Its former building, an impressive International Style structure built in the 1950s, is a U.S. Historic District Contributing Property and the centerpiece of the Vollintine Hills Historic District, a cohesive collection of 78 post-World War II Minimal Traditional and ranch-style houses built around the former synagogue by members of the congregation.
The nucleus of the Jewish community in Memphis formed in the downtown area north of Adams Street commonly known as the "Pinch" or "Pinch District". The Pinch was the center of, and traditionally associated with, immigration and immigrant communities in Memphis.
Having no permanent place of worship at its initial organization in the 1860s, around 1884, a group of Jewish immigrants who wished to follow religious Orthodoxy began to pray together in rooms above various downtown Memphis stores, at private homes, and on the second floor of a modest hotel.
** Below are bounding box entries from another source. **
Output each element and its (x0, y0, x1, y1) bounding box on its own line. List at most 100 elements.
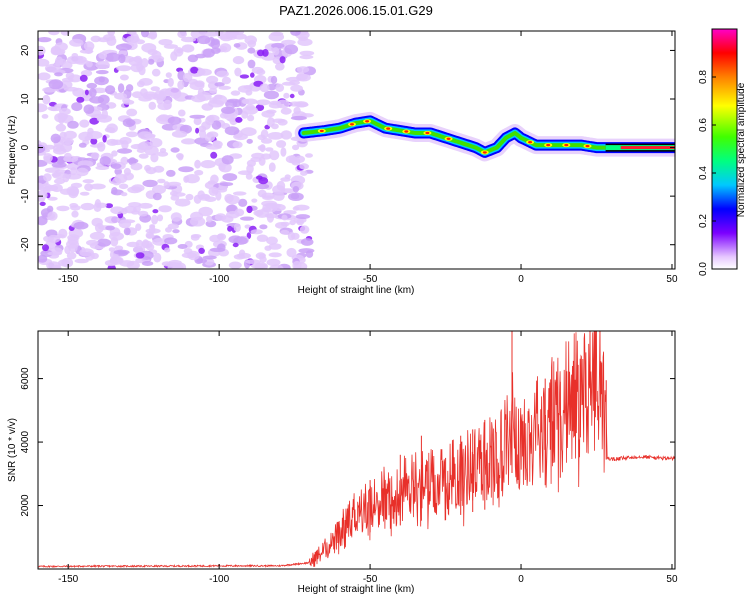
noise-blob (95, 165, 110, 170)
noise-blob (195, 127, 200, 134)
noise-blob (158, 39, 173, 46)
colorbar: 0.0 0.2 0.4 0.6 0.8 Normalized spectral ampl… (698, 28, 747, 276)
noise-blob (210, 47, 221, 54)
snr-axes: -150 -100 -50 0 50 2000 4000 6000 (20, 331, 678, 585)
noise-blob (47, 251, 62, 256)
noise-blob (266, 213, 274, 223)
noise-blob (288, 192, 304, 201)
noise-blob (280, 130, 292, 140)
noise-blob (115, 43, 132, 51)
noise-blob (265, 203, 281, 209)
noise-blob (242, 106, 258, 115)
noise-blob (135, 239, 144, 249)
noise-blob (98, 51, 108, 60)
noise-blob (86, 82, 98, 89)
snr-plot-area (38, 331, 675, 569)
noise-blob (76, 96, 85, 103)
noise-blob (251, 66, 264, 74)
noise-blob (123, 227, 131, 236)
y-tick-label: 6000 (20, 367, 31, 390)
noise-blob (172, 229, 180, 234)
noise-blob (206, 215, 213, 223)
noise-blob (250, 263, 267, 269)
noise-blob (299, 50, 315, 56)
noise-blob (126, 108, 138, 117)
noise-blob (97, 141, 106, 152)
noise-blob (102, 135, 107, 143)
y-tick-label: 10 (20, 93, 31, 105)
noise-region (38, 31, 316, 269)
noise-blob (268, 162, 276, 172)
ridge-hotspot-core (404, 130, 409, 133)
noise-blob (148, 101, 157, 110)
noise-blob (95, 70, 109, 75)
noise-blob (212, 140, 221, 146)
noise-blob (135, 39, 146, 45)
noise-blob (38, 58, 50, 67)
noise-blob (89, 117, 100, 125)
noise-blob (172, 192, 186, 197)
noise-blob (93, 202, 102, 212)
noise-blob (204, 133, 216, 142)
noise-blob (257, 189, 267, 198)
spectrogram-x-axis-label: Height of straight line (km) (298, 285, 415, 296)
noise-blob (56, 205, 70, 212)
noise-blob (269, 150, 280, 161)
ridge-hotspot-core (546, 143, 551, 147)
noise-blob (55, 123, 67, 132)
noise-blob (167, 223, 179, 230)
noise-blob (221, 76, 231, 85)
x-tick-label: -100 (209, 574, 229, 585)
noise-blob (82, 179, 95, 184)
noise-blob (206, 75, 219, 84)
noise-blob (280, 177, 291, 182)
noise-blob (43, 173, 52, 182)
noise-blob (255, 183, 270, 190)
noise-blob (173, 47, 184, 57)
noise-blob (157, 178, 166, 184)
tone-core (620, 146, 675, 150)
noise-blob (66, 173, 82, 180)
noise-blob (147, 58, 155, 65)
noise-blob (221, 155, 234, 165)
noise-blob (130, 162, 143, 171)
noise-blob (61, 77, 74, 83)
noise-blob (104, 216, 120, 224)
noise-blob (38, 216, 48, 226)
noise-blob (228, 261, 242, 269)
noise-blob (232, 191, 247, 196)
noise-blob (137, 210, 149, 217)
noise-blob (269, 264, 284, 269)
noise-blob (265, 147, 274, 152)
noise-blob (190, 66, 199, 74)
noise-blob (271, 42, 285, 49)
noise-blob (299, 163, 309, 170)
noise-blob (43, 153, 53, 163)
noise-blob (283, 92, 290, 99)
noise-blob (290, 115, 307, 121)
noise-blob (234, 67, 242, 77)
noise-blob (104, 259, 118, 267)
noise-blob (71, 102, 83, 112)
noise-blob (189, 216, 206, 227)
snr-x-axis-label: Height of straight line (km) (298, 584, 415, 595)
noise-blob (59, 107, 71, 116)
noise-blob (256, 49, 265, 57)
ridge-hotspots (317, 119, 592, 155)
noise-blob (79, 119, 90, 128)
x-tick-label: -150 (58, 274, 78, 285)
noise-blob (292, 144, 300, 151)
noise-blob (66, 252, 77, 260)
noise-blob (84, 89, 89, 96)
y-tick-label: 4000 (20, 431, 31, 454)
noise-blob (96, 114, 112, 123)
x-tick-label: 0 (518, 574, 524, 585)
noise-blob (84, 183, 94, 191)
noise-blob (133, 206, 141, 213)
noise-blob (257, 134, 266, 141)
noise-blob (259, 83, 270, 93)
noise-blob (112, 254, 119, 260)
noise-blob (198, 247, 205, 254)
colorbar-tick-label: 0.6 (698, 118, 709, 132)
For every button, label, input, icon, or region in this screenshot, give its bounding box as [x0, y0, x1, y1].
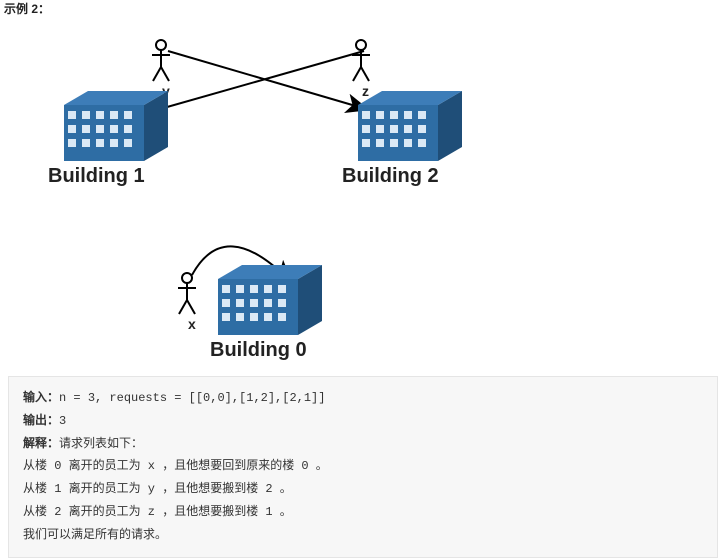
explain-line: 解释：请求列表如下： [23, 433, 703, 456]
building-1 [56, 83, 176, 169]
example-header: 示例 2： [0, 0, 726, 17]
explain-intro: 请求列表如下： [59, 437, 143, 451]
person-y [150, 39, 172, 83]
code-block: 输入：n = 3, requests = [[0,0],[1,2],[2,1]]… [8, 376, 718, 558]
person-x-label: x [188, 316, 196, 332]
explain-label: 解释： [23, 437, 59, 451]
diagram: y z x Building 1 Building 2 Building 0 [0, 17, 726, 372]
input-value: n = 3, requests = [[0,0],[1,2],[2,1]] [59, 391, 325, 405]
person-z [350, 39, 372, 83]
building-1-label: Building 1 [48, 165, 145, 188]
explain-detail: 从楼 2 离开的员工为 z ，且他想要搬到楼 1 。 [23, 501, 703, 524]
building-2 [350, 83, 470, 169]
explain-detail: 从楼 1 离开的员工为 y ，且他想要搬到楼 2 。 [23, 478, 703, 501]
output-label: 输出： [23, 414, 59, 428]
building-0 [210, 257, 330, 343]
building-2-label: Building 2 [342, 165, 439, 188]
person-x [176, 272, 198, 316]
input-line: 输入：n = 3, requests = [[0,0],[1,2],[2,1]] [23, 387, 703, 410]
input-label: 输入： [23, 391, 59, 405]
explain-detail: 从楼 0 离开的员工为 x ，且他想要回到原来的楼 0 。 [23, 455, 703, 478]
output-value: 3 [59, 414, 66, 428]
building-0-label: Building 0 [210, 339, 307, 362]
explain-detail: 我们可以满足所有的请求。 [23, 524, 703, 547]
output-line: 输出：3 [23, 410, 703, 433]
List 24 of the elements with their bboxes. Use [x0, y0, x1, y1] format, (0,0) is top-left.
Rabbi I. Myerowitz was the congregation's first spiritual leader, serving from 1891 to 1893.
In about 1890 or 1892, the group was chartered as the Baron Hirsch Benevolent Society, named in honor of the famed French Jewish philanthropist, Baron Moritz de Hirsch.
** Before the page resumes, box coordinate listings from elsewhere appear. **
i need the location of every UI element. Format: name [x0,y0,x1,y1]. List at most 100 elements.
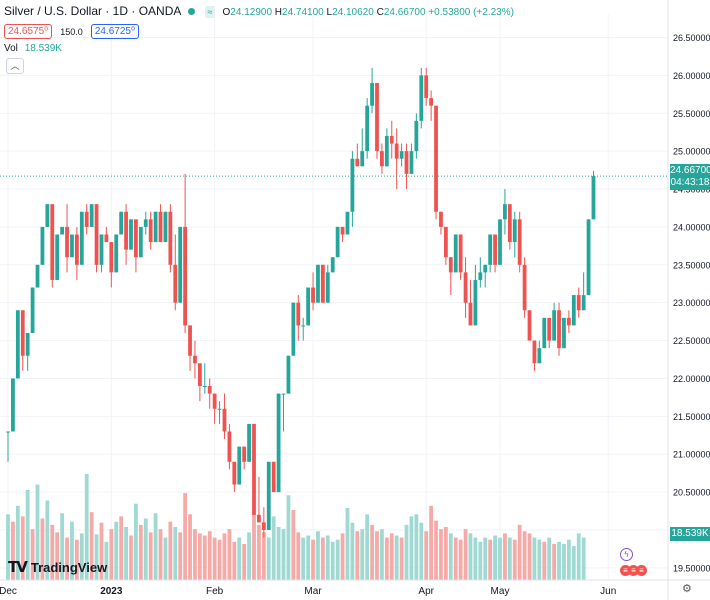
candle-body [74,234,79,265]
candle-body [557,310,561,349]
candle-body [448,257,453,273]
candle-body [212,393,217,409]
volume-bar [439,529,443,580]
candle-body [60,226,65,235]
candle-body [542,317,547,349]
price-axis[interactable]: 26.5000026.0000025.5000025.0000024.50000… [667,0,710,600]
volume-bar [227,529,232,580]
volume-label: Vol [4,43,18,54]
volume-bar [463,529,468,580]
candle-body [296,302,301,326]
volume-bar [50,524,55,580]
candle-body [266,461,271,530]
candle-body [114,234,119,273]
candle-body [365,105,370,152]
volume-bar [207,531,212,580]
volume-bar [330,541,335,580]
volume-bar [370,524,374,580]
candle-body [503,204,507,220]
volume-bar [114,521,119,580]
volume-bar [40,518,45,580]
candle-body [50,204,55,280]
price-tick-label: 26.50000 [673,33,710,43]
candle-body [163,211,168,243]
logo-text: TradingView [30,559,108,575]
candle-body [257,514,261,523]
volume-bar [232,541,237,580]
candle-body [6,431,10,433]
close-value: 24.66700 [383,7,426,18]
volume-bar [197,533,202,580]
buy-button[interactable]: 24.6725⁰ [90,24,139,39]
candle-body [84,211,89,227]
volume-bar [158,529,163,580]
volume-bar [581,537,586,580]
candle-body [45,204,50,227]
sell-button[interactable]: 24.6575⁰ [4,24,53,39]
volume-bar [453,537,458,580]
volume-bar [473,537,478,580]
volume-bar [291,510,296,580]
volume-bar [503,533,507,580]
settings-gear-icon[interactable]: ⚙ [682,583,692,595]
time-tick-label: Feb [206,586,224,597]
volume-bar [109,529,114,580]
collapse-legend-chevron-up-icon[interactable]: ︿ [6,58,24,74]
volume-bar [168,521,173,580]
economic-event-flag-icon[interactable]: ≡ [620,565,631,576]
high-value: 24.74100 [282,7,324,18]
volume-bar [488,539,493,580]
price-tick-label: 23.00000 [673,298,710,308]
volume-bar [483,537,488,580]
volume-bar [345,507,350,580]
candle-body [517,219,522,265]
volume-bars [6,474,586,580]
candle-body [276,393,281,493]
price-tick-label: 22.00000 [673,374,710,384]
candle-body [527,310,532,341]
tradingview-logo[interactable]: TV TradingView [8,558,107,576]
candle-body [591,176,596,220]
price-tick-label: 24.00000 [673,222,710,232]
volume-bar [45,500,50,580]
mode-badge-icon[interactable]: ≈ [204,6,216,19]
candle-body [384,135,389,167]
volume-bar [384,537,389,580]
lightning-event-icon[interactable]: ϟ [620,548,633,561]
volume-bar [340,533,345,580]
volume-bar [350,522,355,580]
price-tick-label: 21.00000 [673,450,710,460]
volume-bar [11,521,15,580]
price-tick-label: 19.50000 [673,563,710,573]
candle-body [70,234,74,258]
candle-body [247,423,251,462]
volume-price-tag: 18.539K [670,527,710,541]
candle-body [35,264,40,288]
spread-value: 150.0 [60,26,83,37]
candle-body [404,151,409,174]
candle-body [394,143,399,159]
volume-bar [527,533,532,580]
volume-bar [79,533,84,580]
economic-event-flag-icon[interactable]: ≡ [636,565,647,576]
candle-body [532,340,537,364]
volume-bar [242,543,247,580]
candle-body [217,408,222,410]
price-tick-label: 26.00000 [673,71,710,81]
volume-bar [217,539,222,580]
candle-body [562,317,566,349]
volume-bar [276,527,281,580]
symbol-title[interactable]: Silver / U.S. Dollar · 1D · OANDA [4,4,182,18]
candle-body [566,317,571,326]
legend-header: Silver / U.S. Dollar · 1D · OANDA ≈ O24.… [4,4,514,19]
volume-bar [99,522,104,580]
volume-bar [202,535,207,580]
economic-event-flag-icon[interactable]: ≡ [628,565,639,576]
volume-bar [571,546,576,580]
volume-bar [301,537,306,580]
candle-body [183,226,188,326]
volume-bar [237,537,242,580]
time-axis[interactable]: Dec2023FebMarAprMayJunJul24 [0,579,710,597]
candle-body [261,522,266,530]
That same year they purchased a former African American church at 4th Street and Washington Avenue, in the Pinch, for use as a synagogue, moving in 1912. A contemporary account gives membership in 1904 as eighty-five.
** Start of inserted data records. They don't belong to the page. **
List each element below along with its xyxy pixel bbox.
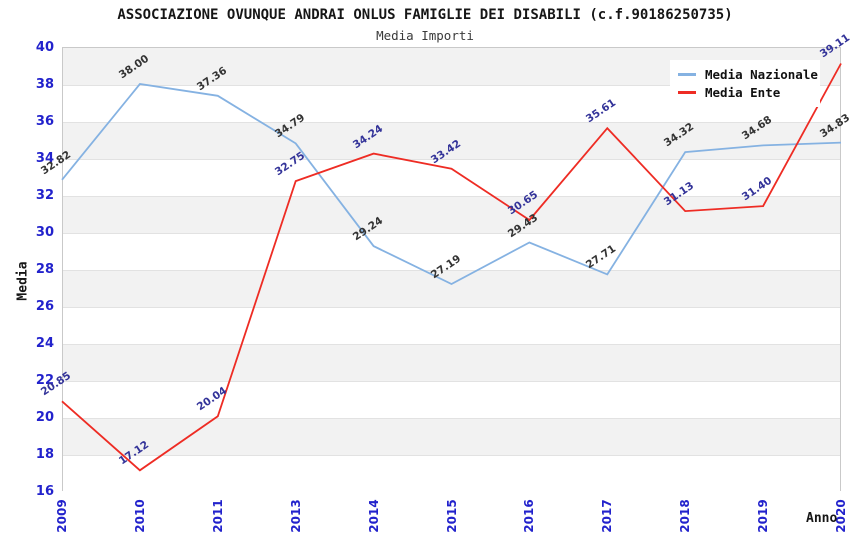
plot-band	[63, 344, 840, 381]
y-axis-tick-label: 26	[35, 298, 54, 314]
plot-band	[63, 418, 840, 455]
plot-band	[63, 381, 840, 418]
plot-area	[62, 47, 841, 492]
y-axis-tick-label: 32	[35, 187, 54, 203]
y-axis-tick-label: 24	[35, 335, 54, 351]
x-axis-tick-label: 2010	[132, 499, 147, 533]
plot-band	[63, 270, 840, 307]
x-axis-tick-label: 2019	[756, 499, 771, 533]
x-axis-tick-label: 2017	[600, 499, 615, 533]
chart-title: ASSOCIAZIONE OVUNQUE ANDRAI ONLUS FAMIGL…	[117, 7, 733, 23]
x-axis-tick-label: 2013	[288, 499, 303, 533]
x-axis-title: Anno	[806, 511, 838, 526]
y-axis-tick-label: 28	[35, 261, 54, 277]
plot-band	[63, 122, 840, 159]
legend: Media Nazionale Media Ente	[670, 60, 820, 107]
x-axis-tick-label: 2016	[522, 499, 537, 533]
x-axis-tick-label: 2014	[366, 499, 381, 533]
plot-band	[63, 159, 840, 196]
legend-label: Media Nazionale	[705, 66, 818, 82]
x-axis-tick-label: 2018	[678, 499, 693, 533]
y-axis-tick-label: 34	[35, 150, 54, 166]
plot-band	[63, 233, 840, 270]
x-axis-tick-label: 2011	[210, 499, 225, 533]
y-axis-tick-label: 22	[35, 372, 54, 388]
y-axis-tick-label: 36	[35, 113, 54, 129]
legend-label: Media Ente	[705, 84, 781, 100]
y-axis-tick-label: 18	[35, 446, 54, 462]
x-axis-tick-label: 2015	[444, 499, 459, 533]
legend-item-media-nazionale: Media Nazionale	[678, 65, 820, 83]
legend-swatch-media-nazionale	[678, 72, 696, 76]
legend-item-media-ente: Media Ente	[678, 83, 820, 101]
y-axis-tick-label: 40	[35, 39, 54, 55]
plot-band	[63, 307, 840, 344]
chart-subtitle: Media Importi	[376, 28, 474, 43]
legend-swatch-media-ente	[678, 90, 696, 94]
y-axis-tick-label: 30	[35, 224, 54, 240]
y-axis-tick-label: 38	[35, 76, 54, 92]
y-axis-tick-label: 16	[35, 483, 54, 499]
plot-band	[63, 455, 840, 492]
x-axis-tick-label: 2009	[55, 499, 69, 533]
plot-band	[63, 196, 840, 233]
y-axis-tick-label: 20	[35, 409, 54, 425]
The Baron Hirsch congregation continued to grow and soon tore down their old building and built a new synagogue, at a cost of $35,000 ($829,000 in current dollar terms), on the same site in 1915. The new synagogue's sanctuary could hold over 700 worshippers. Still located in the downtown Pinch district, the congregation built the Menorah Institute next to the synagogue in 1928, providing classrooms and space for the congregation's social activities. This building was razed after the congregation relocated in the 1950s.